ProofMediumQ16Logic worksheet · Equivalence proof

Show that $\lnot(p \to q) \equiv p \land \lnot q$ using equivalences (not a truth table).

Show solution

$\lnot(p \to q) \equiv \lnot(\lnot p \lor q)$ [implication as disjunction]
$\equiv \lnot\lnot p \land \lnot q$ [De Morgan]
$\equiv p \land \lnot q$ [double negation]. ∎

TranslateEasyQ17DPP 3 · Sudoku SAT modeling

Explain how a $4 \times 4$ Sudoku puzzle can be modeled as a Satisfiability problem; mention the types of logical constraints needed.

Show solution

Variables: For each cell $(i,j)$ and each digit $k\in\{1,2,3,4\}$, define a Boolean $p(i,j,k)$ meaning "cell $(i,j)$ holds $k$." That's $4\cdot4\cdot4 = 64$ variables.

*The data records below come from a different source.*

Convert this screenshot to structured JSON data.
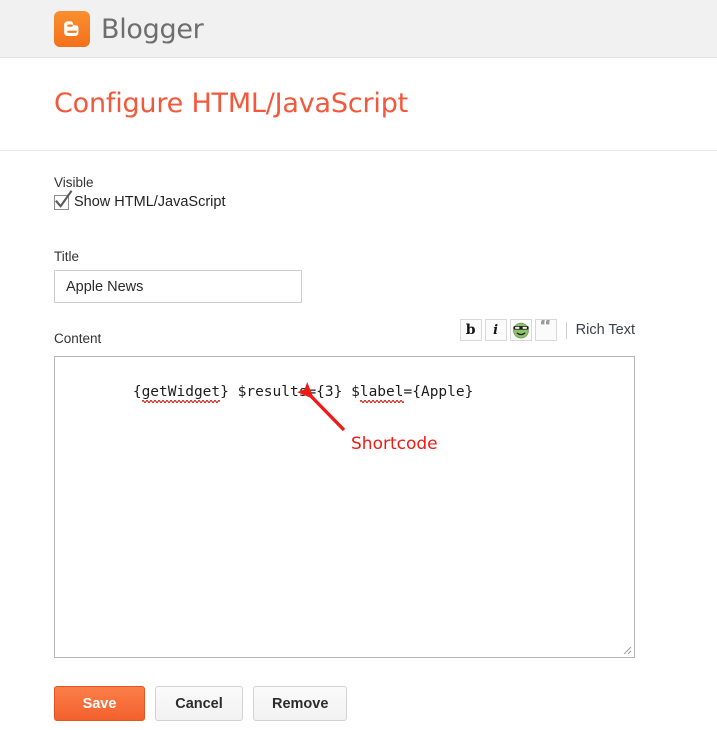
{
  "header": {
    "brand_name": "Blogger",
    "logo_icon": "blogger-b-icon"
  },
  "page_title": "Configure HTML/JavaScript",
  "form": {
    "visible": {
      "label": "Visible",
      "checkbox_label": "Show HTML/JavaScript",
      "checked": true,
      "check_icon": "checkmark-icon"
    },
    "title": {
      "label": "Title",
      "value": "Apple News",
      "placeholder": ""
    },
    "content": {
      "label": "Content",
      "value": "{getWidget} $results={3} $label={Apple}",
      "tokens": {
        "open_brace": "{",
        "get_widget": "getWidget",
        "mid": "} $results={3} $",
        "label_word": "label",
        "tail": "={Apple}"
      },
      "placeholder": ""
    },
    "toolbar": {
      "bold_label": "b",
      "bold_icon": "bold-icon",
      "italic_label": "i",
      "italic_icon": "italic-icon",
      "emoticon_icon": "smiley-sunglasses-icon",
      "quote_label": "“",
      "quote_icon": "blockquote-icon",
      "rich_text_label": "Rich Text"
    }
  },
  "annotation": {
    "label": "Shortcode",
    "color": "#ef1a14",
    "arrow_icon": "arrow-up-left-icon"
  },
  "buttons": {
    "save": "Save",
    "cancel": "Cancel",
    "remove": "Remove"
  },
  "colors": {
    "accent": "#f4583a",
    "brand_orange": "#f57d20",
    "header_bg": "#f1f1f1",
    "annotation_red": "#ef1a14"
  }
}
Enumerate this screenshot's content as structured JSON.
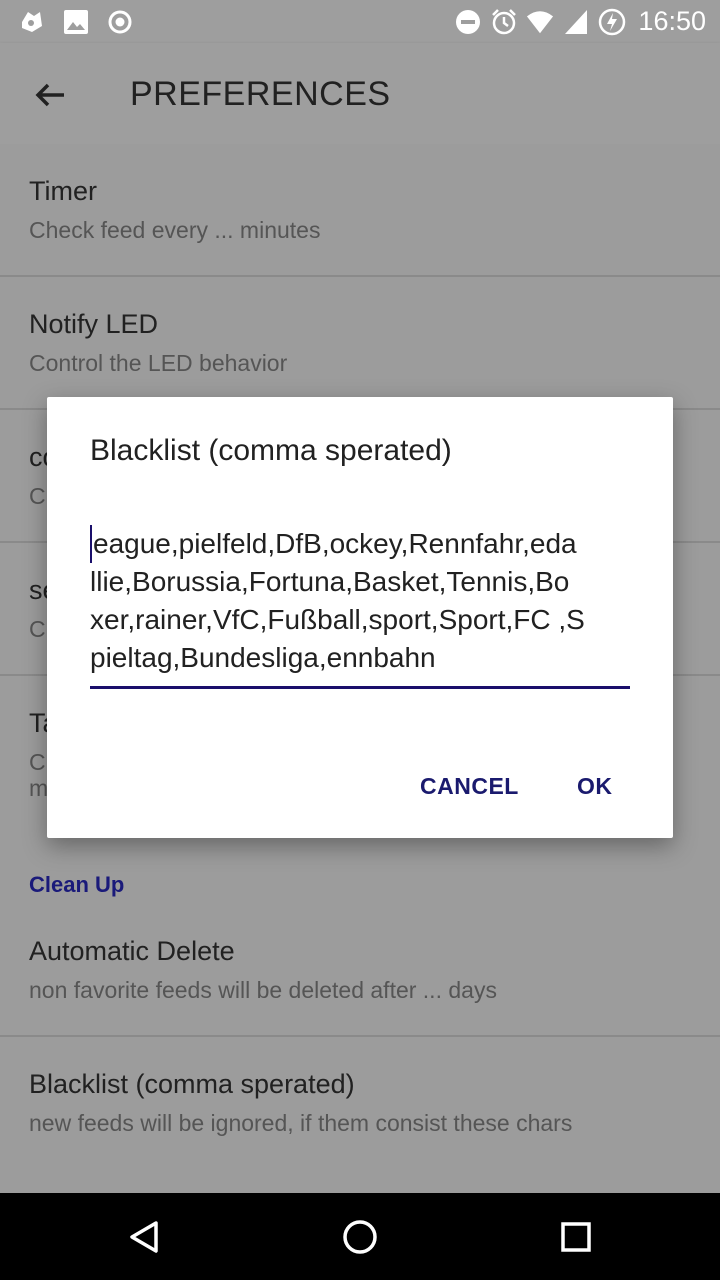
{
  "status_bar": {
    "time": "16:50",
    "left_icons": [
      "app-notification-icon",
      "image-icon",
      "record-icon"
    ],
    "right_icons": [
      "do-not-disturb-icon",
      "alarm-icon",
      "wifi-icon",
      "signal-icon",
      "battery-charging-icon"
    ]
  },
  "app_bar": {
    "title": "PREFERENCES",
    "back_icon": "arrow-back-icon"
  },
  "preferences": [
    {
      "title": "Timer",
      "summary": "Check feed every ... minutes"
    },
    {
      "title": "Notify LED",
      "summary": "Control the LED behavior"
    },
    {
      "title": "co",
      "summary": "Cl"
    },
    {
      "title": "se",
      "summary": "Cl"
    },
    {
      "title": "Ta",
      "summary": "Cl\nm"
    }
  ],
  "category": {
    "label": "Clean Up"
  },
  "cleanup_items": [
    {
      "title": "Automatic Delete",
      "summary": "non favorite feeds will be deleted after ... days"
    },
    {
      "title": "Blacklist (comma sperated)",
      "summary": "new feeds will be ignored, if them consist these chars"
    }
  ],
  "dialog": {
    "title": "Blacklist (comma sperated)",
    "input_value": "eague,pielfeld,DfB,ockey,Rennfahr,edallie,Borussia,Fortuna,Basket,Tennis,Boxer,rainer,VfC,Fußball,sport,Sport,FC ,Spieltag,Bundesliga,ennbahn",
    "input_lines": [
      "eague,pielfeld,DfB,ockey,Rennfahr,eda",
      "llie,Borussia,Fortuna,Basket,Tennis,Bo",
      "xer,rainer,VfC,Fußball,sport,Sport,FC ,S",
      "pieltag,Bundesliga,ennbahn"
    ],
    "cancel_label": "CANCEL",
    "ok_label": "OK"
  },
  "nav_bar": {
    "icons": [
      "back-triangle-icon",
      "home-circle-icon",
      "recents-square-icon"
    ]
  },
  "colors": {
    "accent": "#1a0f6b",
    "dim_background": "#9c9c9c"
  }
}
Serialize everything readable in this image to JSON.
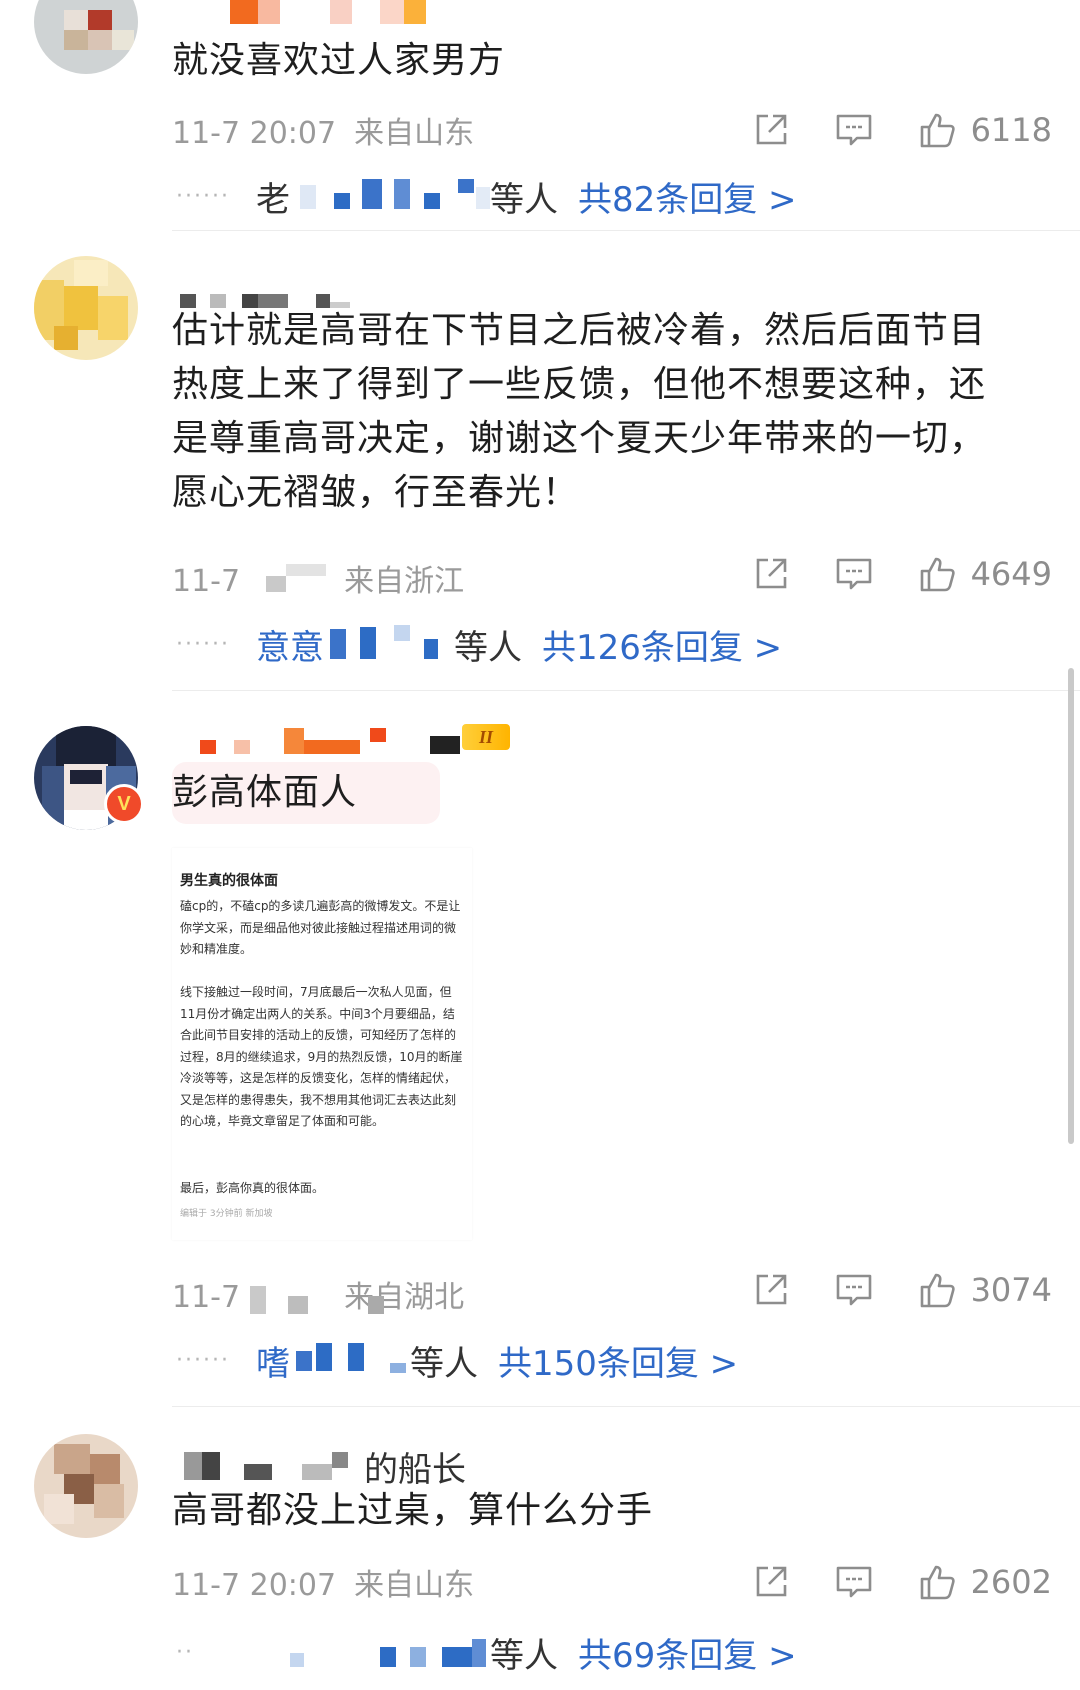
{
  "comments": [
    {
      "username": "",
      "text": "就没喜欢过人家男方",
      "time": "11-7 20:07",
      "location": "来自山东",
      "likes": "6118",
      "replies_prefix": "老",
      "replies_suffix": "等人",
      "replies_total": "共82条回复 >"
    },
    {
      "username": "",
      "text": "估计就是高哥在下节目之后被冷着，然后后面节目热度上来了得到了一些反馈，但他不想要这种，还是尊重高哥决定，谢谢这个夏天少年带来的一切，愿心无褶皱，行至春光！",
      "time": "11-7",
      "location": "来自浙江",
      "likes": "4649",
      "replies_prefix": "意意",
      "replies_suffix": "等人",
      "replies_total": "共126条回复 >"
    },
    {
      "username": "",
      "level_badge": "II",
      "verified_badge": "V",
      "text": "彭高体面人",
      "time": "11-7",
      "location": "来自湖北",
      "likes": "3074",
      "replies_prefix": "嗜",
      "replies_suffix": "等人",
      "replies_total": "共150条回复 >",
      "image": {
        "title": "男生真的很体面",
        "para1": "磕cp的，不磕cp的多读几遍彭高的微博发文。不是让你学文采，而是细品他对彼此接触过程描述用词的微妙和精准度。",
        "para2": "线下接触过一段时间，7月底最后一次私人见面，但11月份才确定出两人的关系。中间3个月要细品，结合此间节目安排的活动上的反馈，可知经历了怎样的过程，8月的继续追求，9月的热烈反馈，10月的断崖冷淡等等，这是怎样的反馈变化，怎样的情绪起伏，又是怎样的患得患失，我不想用其他词汇去表达此刻的心境，毕竟文章留足了体面和可能。",
        "para3": "最后，彭高你真的很体面。",
        "edited": "编辑于 3分钟前 新加坡"
      }
    },
    {
      "username": "的船长",
      "text": "高哥都没上过桌，算什么分手",
      "time": "11-7 20:07",
      "location": "来自山东",
      "likes": "2602",
      "replies_prefix": "",
      "replies_suffix": "等人",
      "replies_total": "共69条回复 >"
    }
  ],
  "icons": {
    "share": "share-icon",
    "comment": "comment-icon",
    "like": "thumbs-up-icon"
  },
  "colors": {
    "link_blue": "#2f69c7",
    "meta_gray": "#9a9a9a"
  }
}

Constraints (conjunction of all the following):

Cell-fills — each cell has at least one digit. $$\bigwedge_{i,j}\bigvee_k p(i,j,k)$$
Cell-uniqueness — each cell has at most one digit. $$\bigwedge_{i,j,\;k\neq k'}\lnot\!\big(p(i,j,k)\land p(i,j,k')\big)$$
Row constraint — each row contains each digit. $$\bigwedge_{i,k}\bigvee_j p(i,j,k)$$
Column constraint — each column contains each digit. $$\bigwedge_{j,k}\bigvee_i p(i,j,k)$$
Block constraint — each $2\times 2$ block contains each digit.
Givens — for each pre-filled cell $(i,j)$ with value $k$, add the unit clause $p(i,j,k)$.

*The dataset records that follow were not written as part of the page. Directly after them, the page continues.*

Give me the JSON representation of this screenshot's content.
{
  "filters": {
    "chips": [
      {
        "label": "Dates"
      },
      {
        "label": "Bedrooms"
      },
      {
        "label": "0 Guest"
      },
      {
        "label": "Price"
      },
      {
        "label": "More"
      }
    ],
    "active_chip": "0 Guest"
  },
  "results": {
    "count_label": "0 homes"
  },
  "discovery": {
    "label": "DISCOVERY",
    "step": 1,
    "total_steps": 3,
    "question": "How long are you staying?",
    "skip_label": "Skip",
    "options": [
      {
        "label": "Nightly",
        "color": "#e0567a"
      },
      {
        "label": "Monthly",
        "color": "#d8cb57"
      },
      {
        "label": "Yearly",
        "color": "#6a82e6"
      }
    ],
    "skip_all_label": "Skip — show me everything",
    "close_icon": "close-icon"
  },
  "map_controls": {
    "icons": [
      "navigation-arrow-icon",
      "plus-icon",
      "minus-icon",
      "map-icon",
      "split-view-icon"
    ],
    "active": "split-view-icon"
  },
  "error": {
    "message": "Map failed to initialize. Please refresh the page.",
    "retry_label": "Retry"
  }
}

The puzzle is solvable iff this big CNF is satisfiable; a satisfying assignment encodes the solution.

ProofEasyQ18Logic 3 · Compound propositions

Show that $(p\to q)\land(\lnot q\to\lnot p)$ is a tautology.

Show solution

By the contrapositive law, $\lnot q \to \lnot p \equiv p \to q$. So the conjunction becomes $(p\to q) \land (p\to q) \equiv p\to q$, which is contingent — but the question asks whether the original is a tautology. It's not in general (it's just $p \to q$). But note this is equivalent to "$p \to q$", which is a contingent proposition. So the statement is wrong unless interpreted as: $(p\to q) \leftrightarrow (\lnot q \to \lnot p)$ — that biconditional IS a tautology by contrapositive.

Key takeaways · Logic

Implication direction: "only if" $\Rightarrow$ arrow points to the right of "only if". "$p$ if $q$" $\Rightarrow$ $q \to p$.
Negate quantifiers: $\lnot\forall = \exists\lnot$, $\lnot\exists = \forall\lnot$.
Empty domain trick: $\forall x\, P(x)$ is vacuously true; $\exists x\, P(x)$ is vacuously false.
K-map ordering: always use Gray code (00, 01, 11, 10) — adjacent cells must differ in one variable.
For SAT, build a truth table when you can; for problems with $\leq 3$ variables it's the safest method.